This post has already been read 34981 times!
Stretched clustering is one of the most challenging topics I get when meeting with customers. Many customers think that stretched clustering is the ultimate disaster recovery solution and that it makes SRM obsolete. This is due to the fact that people think that HA will solve all their problems when it comes down to DR and that they still have the advantage of vMotion to have workload mobility between two data centers.
This is NOT true. BUT stretching it makes a very good disaster avoidance solution!!!
a vSphere Metro Storage Cluster (vMSC) is a typical solution which still needs a good DR recovery solution (most of the time)
Disaster Avoidance
This is a process that allows proactive behavior to avoid an impending outage to services. Disasters tend to affect an entire site or have an impact on the services of the entire site even if only a partial site failure is sustained.

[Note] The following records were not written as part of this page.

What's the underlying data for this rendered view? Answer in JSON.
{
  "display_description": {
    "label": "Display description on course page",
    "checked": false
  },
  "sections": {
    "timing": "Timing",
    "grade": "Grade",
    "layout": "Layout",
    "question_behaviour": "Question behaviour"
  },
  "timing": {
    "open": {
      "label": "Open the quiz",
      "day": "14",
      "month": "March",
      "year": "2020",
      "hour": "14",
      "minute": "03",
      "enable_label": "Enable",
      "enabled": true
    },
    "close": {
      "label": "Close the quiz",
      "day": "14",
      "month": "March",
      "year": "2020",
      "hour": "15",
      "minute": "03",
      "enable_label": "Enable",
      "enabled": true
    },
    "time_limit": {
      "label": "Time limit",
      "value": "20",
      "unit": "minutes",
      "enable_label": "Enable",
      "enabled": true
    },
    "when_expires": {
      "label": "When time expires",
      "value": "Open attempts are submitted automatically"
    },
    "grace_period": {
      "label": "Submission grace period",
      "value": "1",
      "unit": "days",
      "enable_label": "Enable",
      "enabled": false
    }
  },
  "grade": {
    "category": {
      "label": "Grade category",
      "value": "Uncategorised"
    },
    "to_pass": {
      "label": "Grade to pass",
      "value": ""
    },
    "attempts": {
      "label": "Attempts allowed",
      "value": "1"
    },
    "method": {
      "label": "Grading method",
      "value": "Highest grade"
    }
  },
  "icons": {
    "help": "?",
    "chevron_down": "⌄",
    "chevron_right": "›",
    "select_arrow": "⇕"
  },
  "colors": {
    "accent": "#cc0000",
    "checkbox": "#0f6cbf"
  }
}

Disaster avoidance technologies allow for configuration of a vSphere host, cluster or an entire site in such a fashion that irrespective of disaster, the services being provided will continue with minimum interruption. In most cases, disaster avoidance involves brief outages to services at a site followed by an orderly restart at a recovery site. A minimum outage sustained under controlled circumstances is typically considered acceptable as an alternative to sustaining an uncontrolled and extended outage associated with a true disaster.
Downtime Avoidance
Downtime avoidance differs from disaster avoidance as the former migrates the workloads between systems or sites with no downtime and no loss of data. vSphere technologies such as vMotion and Storage vMotion facilitate moving virtual machines or virtual machine storage with no interruption of the services they provide. Configuring vMotion and Storage vMotion requires that vSphere hosts are managed within a single VMware vCenter Server datacenter object and are configured with shared access to storage and network segments.
Disaster Recovery
This process assists rapid recovery from unplanned outages that bring down services in a fashion that makes local recovery within an acceptable time unlikely. In disaster recovery scenarios the goal is to rapidly return to operational status of the services, usually in a different datacenter in a safe location. Disaster recovery solutions will help automate return to operations of services that have stopped due to catastrophic failure of infrastructure.
Host Level
- Disaster avoidance = vMotion to avoid disaster and outage (non-disruptive)
- Disaster recovery = HA restarts VMs (disruptive)
Site Level
- Disaster avoidance = vMotion over distance to avoid disaster and outage (non-disruptive)
- Disaster recovery = SRM or scripted register/power-on of VMs at recovery site (disruptive)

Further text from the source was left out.